Roxana Mînzatu ha detto che ha buone speranze per le negoziazioni prossime venture, ed è convinta che non tutto sia perduto. Il Parlamento europeo può davvero rinforzare la direttiva presentando un testo ambizioso al trilogo, e usarlo sulla bilancia per trovare un equilibrio?
Siamo in gioco, dobbiamo giocare. Questa fase si svolge all'interno del Parlamento; poi ci sarà la fase con il Consiglio e la Commissione. Come ha detto Roxana, dobbiamo mantenere la nostra ambizione alta. Per me in qualità di rapporteur ci sono alcuni punti fondamentali: la definizione innanzitutto, perché alla base di tutto c’è bisogno di una chiara definizione di cos'è uno stage. Poi un raggio d'azione più ampio possibile, e garantire diritti minimi in tutta Europa: compenso minimo, protezione sociale, durata limitata – perché non è che si possa restare stagisti a vita. Alcuni Stati membri e gruppi politici cercheranno di bloccare o di annacquare tutte queste protezioni. Ma siamo pronti a combattere.
Sono contenta di sentire queste parole, perché a volte nei titoloni sui giornali e sui social viene suonata la campana a morto per la direttiva. Invece la sento molto speranzosa rispetto alla possibilità di ottenere un buon risultato.
Beh, io ho solo trentun anni, ero io stessa stagista non tanto tempo fa! So cosa vuol dire.
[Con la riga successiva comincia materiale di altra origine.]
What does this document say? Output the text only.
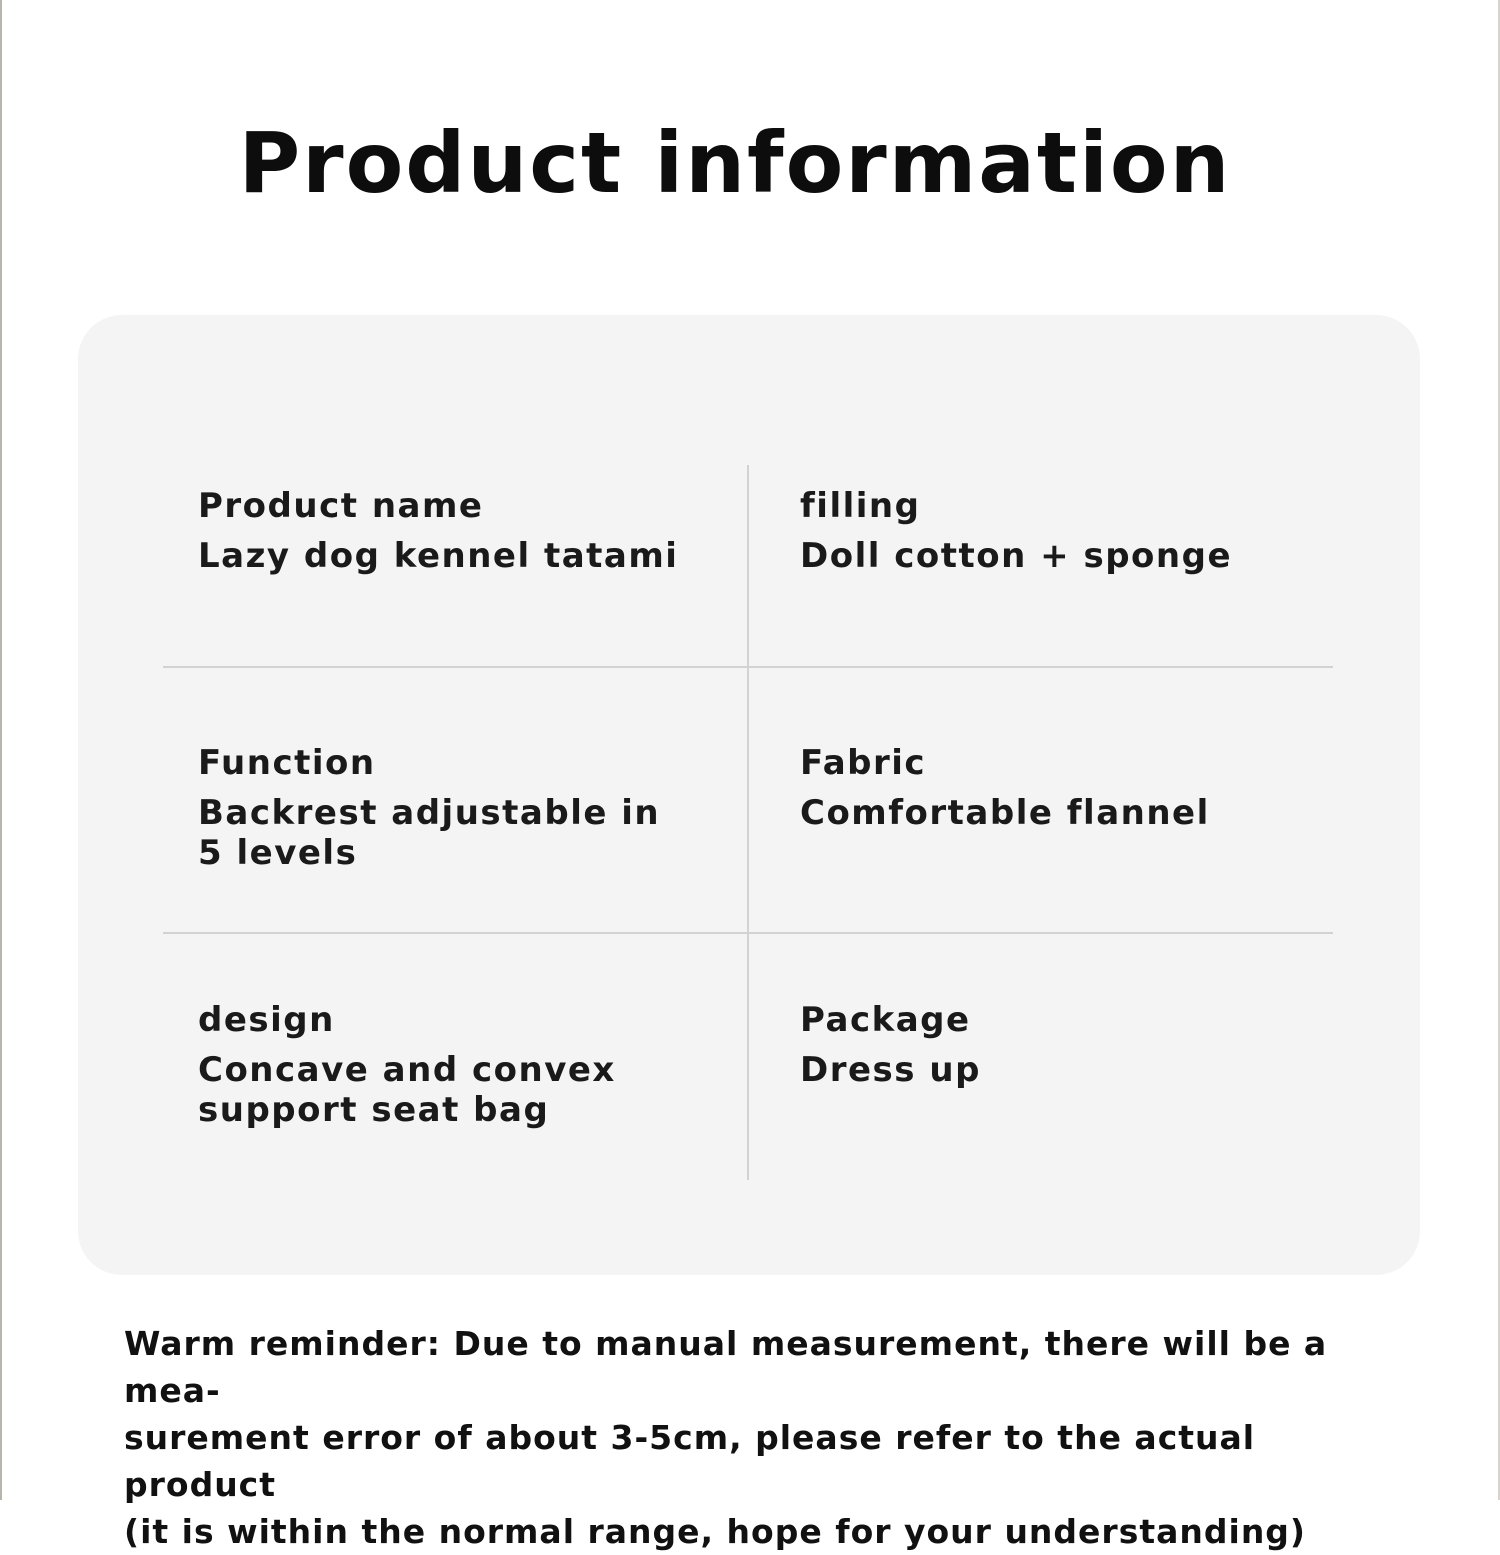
Product information
Product name
Lazy dog kennel tatami
filling
Doll cotton + sponge
Function
Backrest adjustable in 5 levels
Fabric
Comfortable flannel
design
Concave and convex support seat bag
Package
Dress up
Warm reminder: Due to manual measurement, there will be a mea-
surement error of about 3-5cm, please refer to the actual product
(it is within the normal range, hope for your understanding)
Ho anche guidato un'organizzazione giovanile, i Giovani Socialisti Europei; per tutta la mia giovinezza ho lavorato su questi temi, e adesso continuo a farlo in Parlamento. Credo che dobbiamo dare una risposta non solo a parole ma con la legislazione, perché lo stage è qualcosa che riguarda moltissime persone. Nella scorsa legislatura abbiamo presentato la proposta e ora è il momento di far andare avanti la direttiva. Dobbiamo spingere anche i conservatori, che sono quelli che hanno le maggiori resistenze, a capire che è un problema di una intera generazione. Non importa che si sia di destra o sinistra: dobbiamo proteggere i giovani.
Tra gli elementi che considera non negoziabili, c'è anche una indennità minima per gli stage svolti da persone che stanno facendo un percorso formativo – in italiano, gli stage curricolari?
È chiaramente uno dei temi sul tavolo. Nel mio report ho scritto che nessuno stage dovrebbe rimanere escluso dalle tutele – e questo include l'indennità, indipendentemente dalla tipologia di stage. Gli stage gratuiti sono inaccettabili: essere pagati dovrebbe essere la regola, non l'eccezione. Mi piacerebbe poter promettere che tutti gli stagisti saranno inclusi nel raggio d'azione di questa direttiva, ma è chiaro che dipenderà da come andrà la negoziazione – a cui partecipano molte persone, molti gruppi politici, con molte ideologie. Quello che posso dire è che la mia volontà è chiara.
Quando la negoziazione sarà conclusa, e sarà tempo di approvare la versione definitiva della direttiva, varrà il detto che “piuttosto che niente, meglio piuttosto”? Sarebbe cioè a favore di un testo finale sulla falsariga di quello che il Consiglio dell’Ue ha appena approvato e che, come diceva, non copre nemmeno gli standard minimi? O non ne varrebbe la pena?
Una direttiva che lascia fuori la maggior parte dei giovani non è progresso: sarebbe un fallimento politico. Accettare un testo che copre solo alcuni stagisti significherebbe abbandonare la maggior parte dei giovani, e non è quello che vogliamo. Vorrebbe dire istituzionalizzare la precarietà, invece di combatterla: inaccettabile. Come ho già detto, queste negoziazioni sono lunghe e complesse, e bisogna continuare a battagliare fino all'ultimo per raggiungere il risultato. Abbiamo ancora la possibilità di rendere significativa questa direttiva, di evitare che copra solo pochi stagisti.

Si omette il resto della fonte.